Neste sentido, escolhemos a abordagem estética de Strati (STRATI, GUILLET MONTOUX, 2002; STRATI, 2010, 2014b) como forma de orientar a análise interpretativa evocativa e a investigação em campo. Strati (2014) explica o que se entende pelo “estilo estético”. Semelhante a uma nova consciência metodológica, na qual o pesquisador:

“(a) escolhe um tema, estilo, e objeto de análise de acordo com o seu gosto e preferências pessoais para o método e teoria;

(b) ativa suas faculdades sensoriais e julgamento estético ao imergir a si mesmo na textura das interações organizacionais e enquanto eles agem e interagem” (STRATI, 2014, p.179).

E no decorrer da pesquisa faz uso do juízo estético, da observação participativa imaginária revivendo as experiências ao transcrever os dados e de um processo evocativo para construção do texto capaz de provocar no leitor uma experiência perceptiva.

Desta forma, estando em campo, a pesquisadora utilizou os olhos, o olfato, as mãos, os ouvidos, o paladar e o juízo estético na pesquisa.

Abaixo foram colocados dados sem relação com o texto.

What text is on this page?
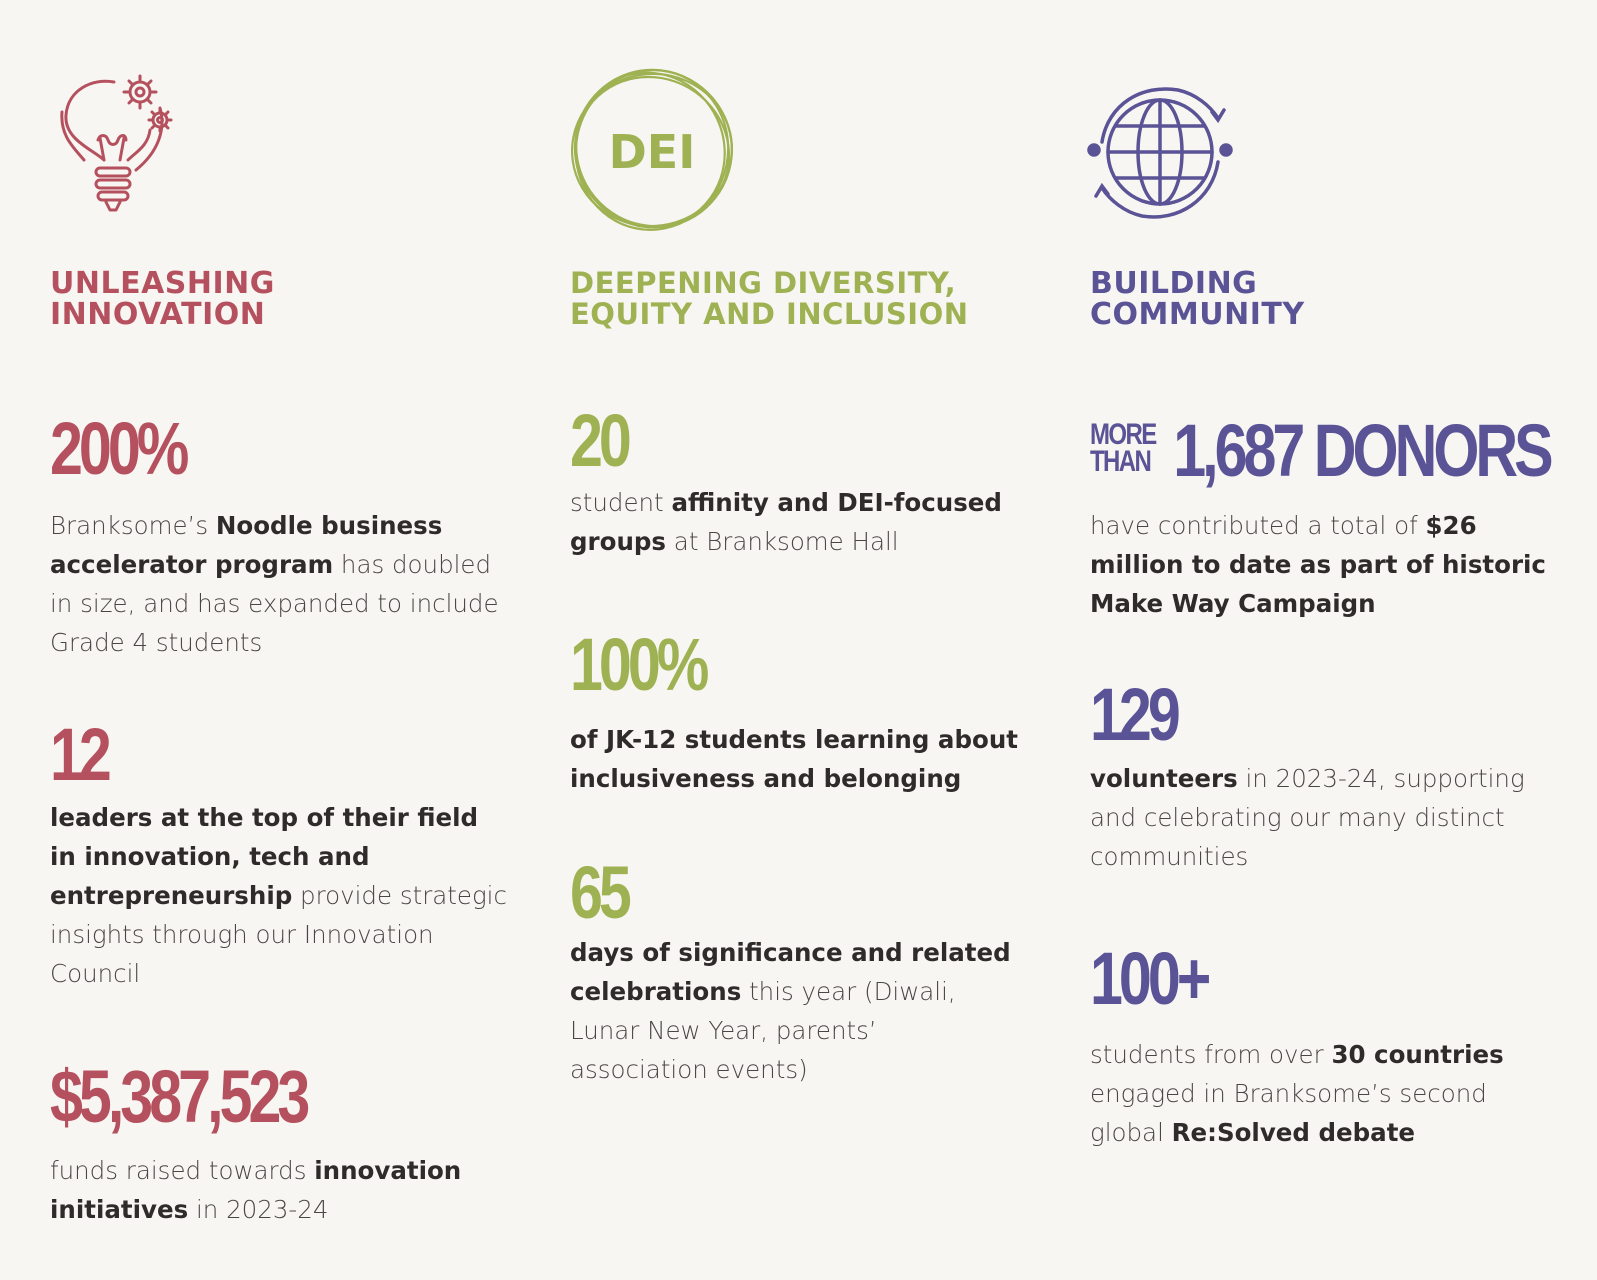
UNLEASHING
INNOVATION
200%

Branksome’s Noodle business accelerator program has doubled in size, and has expanded to include Grade 4 students

12

leaders at the top of their field in innovation, tech and entrepreneurship provide strategic insights through our Innovation Council

$5,387,523

funds raised towards innovation initiatives in 2023-24

DEI
DEEPENING DIVERSITY,
EQUITY AND INCLUSION
20

student affinity and DEI-focused groups at Branksome Hall

100%

of JK-12 students learning about inclusiveness and belonging

65

days of significance and related celebrations this year (Diwali, Lunar New Year, parents’ association events)

BUILDING
COMMUNITY
MORE
THAN 1,687 DONORS

have contributed a total of $26 million to date as part of historic Make Way Campaign

129

volunteers in 2023-24, supporting and celebrating our many distinct communities

100+

students from over 30 countries engaged in Branksome’s second global Re:Solved debate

Este último foi profundamente modificado a partir da nova construção social e coletiva com os demais atores organizacionais, e, fortemente influenciado pelo contexto dos restaurantes estudados. Assim, fez-se uso da multissensorialidade na coleta de dados, ativando todas as faculdades perceptivo-sensoriais. Embora Strati (2014) explique que a limitação da abordagem estética é a connoisseurship (perícia) porque corresponde a uma capacidade necessária ao estudo da estética, não é possível se tornar completamente livre da racionalidade. Dito de outro modo, distanciar-se do racional, e aproximar-se do estético foi um dos maiores desafios para a pesquisadora.

Pink (2009) enfoca a importância de fazer pesquisa etnográfica lançando mão da multissensorialidade. Em sua proposta na defesa de uma etnografia sensorial, a autora insiste em defender que a utilização conjunta de todos os órgãos dos sentidos é o que leva o pesquisador a aprender sobre o campo. Assim, explica que ele utiliza o seu corpo para experienciar o campo da pesquisa e a partir do corpo ele aprende sobre o que as pessoas fazem e percebe o seu significado.

Neste estudo, considerou-se a prática como unidade de análise. A prática identificada como relevante no desenvolvimento da pesquisa foi o “cozinhar”. O cozinhar é uma expressão do fazer gastronômico e está envolvido na formação do gosto, assim, é um processo dinâmico e carrega consigo o corpo como lócus onde a aprendizagem acontece nos dois restaurantes. Assim, é importante mencionar que a faculdade gustativa apresenta um

conhecimento contextual que explica o forte vínculo com o gosto que é um elemento identitário da cozinha regional. E como o gosto se identifica na cozinha regional, ela extrapola uma única realidade organizacional, por se caracterizar em mais de um tipo de comida regional, a comida de praia e a comida sertaneja. Todavia, não foi possível encontrar nem mesmo um restaurante que abrigasse todos os tipos de comida regional. Por esse motivo, optou-se por realizar uma pesquisa de inspiração etnográfica de caráter estético em dois restaurantes de João Pessoa (PB).